Ondanks het gebrek aan persoonlijke invalshoek blijf Maja Wolny’s ‘De Trein Naar Tibet’ boeien

4 / 5
© Getty

Maja Wolny, Manteau

De trein naar Tibet

Oorspronkelijke titel: Pociag do Tybetu, 240 blz, 22,00 euro

4 / 5
Roderik Six
Roderik Six Journalist voor Knack

De Poolse reisschrijfster Maja Wolny neemt je mee naar het dak van de wereld en komt terug met een knapzak vol boeiende verhalen.

Ulaanbaatar, Irkoetsk, Novosibirsk, Lanzhou… Tenzij je Tom Waes heet, zijn dat niet de bestemmingen die de gemiddelde westerling aanvinkt bij het reisbureau. De Poolse Maja Wolny daarentegen voelt er zich al jaren toe aangetrokken. Wolny heeft tegelijk last van heimwee en fernwee: ze woonde meer dan tien jaar aan de Vlaamse kust, stichtte hier een gezin, maar besloot dan terug te keren naar het Poolse moederland. Tot verbijstering van haar vrienden: waarom het veilige België achterlaten om in een stadje te gaan wonen dat amper 150 kilometer van de Oekraïense grens ligt? Wolny moet het antwoord schuldig blijven. Evenmin kan ze verklaren waarom ze in haar eentje een trein richting Tibet wil nemen. Ongedurigheid? Reislust? Ouderwetse nieuwsgierigheid naar vreemde culturen?

Centrale zinnen: Misschien is dat de essentie van reizen: het opzettelijk uitstellen van het bereiken van de bestemming, het maken van steeds grotere cirkels en de eeuwige terugkeer naar dezelfde rivier.
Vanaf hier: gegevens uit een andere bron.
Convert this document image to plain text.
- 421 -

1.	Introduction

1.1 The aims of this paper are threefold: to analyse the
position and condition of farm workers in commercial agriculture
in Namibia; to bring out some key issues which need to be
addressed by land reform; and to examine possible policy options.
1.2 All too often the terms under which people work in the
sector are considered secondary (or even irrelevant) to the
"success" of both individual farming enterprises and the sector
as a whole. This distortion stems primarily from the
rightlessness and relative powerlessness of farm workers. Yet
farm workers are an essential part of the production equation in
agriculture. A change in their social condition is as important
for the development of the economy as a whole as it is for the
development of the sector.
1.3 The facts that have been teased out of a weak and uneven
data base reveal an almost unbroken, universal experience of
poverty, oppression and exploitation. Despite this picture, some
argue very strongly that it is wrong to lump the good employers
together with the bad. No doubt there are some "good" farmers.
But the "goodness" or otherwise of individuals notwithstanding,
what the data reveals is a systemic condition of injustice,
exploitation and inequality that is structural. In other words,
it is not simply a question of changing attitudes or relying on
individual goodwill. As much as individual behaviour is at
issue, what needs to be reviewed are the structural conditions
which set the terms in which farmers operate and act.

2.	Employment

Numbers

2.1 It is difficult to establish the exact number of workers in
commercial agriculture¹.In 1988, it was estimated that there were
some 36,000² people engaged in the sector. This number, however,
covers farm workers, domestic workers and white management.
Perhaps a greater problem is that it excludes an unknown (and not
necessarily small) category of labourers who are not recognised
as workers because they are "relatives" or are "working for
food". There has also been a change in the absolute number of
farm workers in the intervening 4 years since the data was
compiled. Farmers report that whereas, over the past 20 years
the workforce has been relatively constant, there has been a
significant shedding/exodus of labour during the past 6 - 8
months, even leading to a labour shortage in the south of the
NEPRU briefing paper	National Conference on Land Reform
Waarom niet eigenlijk? En dus stapt Wolny op de trein met als eindbestemming het dak van de wereld, het magische bergland waar jaks over hooggelegen rotssteppes dwalen, alpinisten zichzelf tot het uiterste testen en volgelingen van de dalai lama verlichting zoeken. Wolny is niet helemaal alleen in haar coupé. Op haar e-reader staan de reisboeken van Alexandra David-Néel (1868-1969), een Belgische operazangeres, spiritiste en feministe die in haar leven meerdere ontdekkingsreizen maakte en in de ban van het boeddhisme raakte. Niet vanzelfsprekend in een tijd waar vrouwen niet eens over stemrecht beschikten en de wereld van de ene in de andere oorlog sukkelde.

In het kielzog van David-Néel voert Wolny je mee over de Oeral, naar Beijing, om te eindigen aan de voet van de Mount Everest. Overal sprokkelt ze boeiende verhalen die ze netjes met haar feitenkennis verweeft. En ze laat je voelen wat het betekent om over de hoogste spoorlijn ter wereld te treinen. Dat blijkt niet zonder gevaar. Vijf kilometer boven de zeespiegel valt ze ten prooi aan hoogteziekte en moet ze een zuurstofmasker opzetten, en eenmaal in het geannexeerde Tibet wordt ze het doelwit van het Chinese veiligheidsapparaat. Dwars tegen alle raadgevingen in wil ze haar gids de verboden film Seven Years in Tibet laten zien, maar die blijkt vakkundig van haar tablet gewist – president Xi is alziend en meedogenloos.

© National

De trein naar Tibet bewandelt het traditionele pad van de reisliteratuur. Misschien had Wolny iets beter naar de goede raad van wijlen haar Poolse collega en (vaak genoemd als Nobelprijskandidaat) Ryszard Kapuscinski moeten luisteren – ‘Schrijf aandachtig en met gevoel’ – , maar ondanks het gebrek aan een persoonlijke invalshoek blijf je geboeid meereizen. Of dit boek je zal overtuigen om een weekendje Center Parcs in te ruilen voor een tripje trans-Siberische sporen, is dan weer een andere vraag.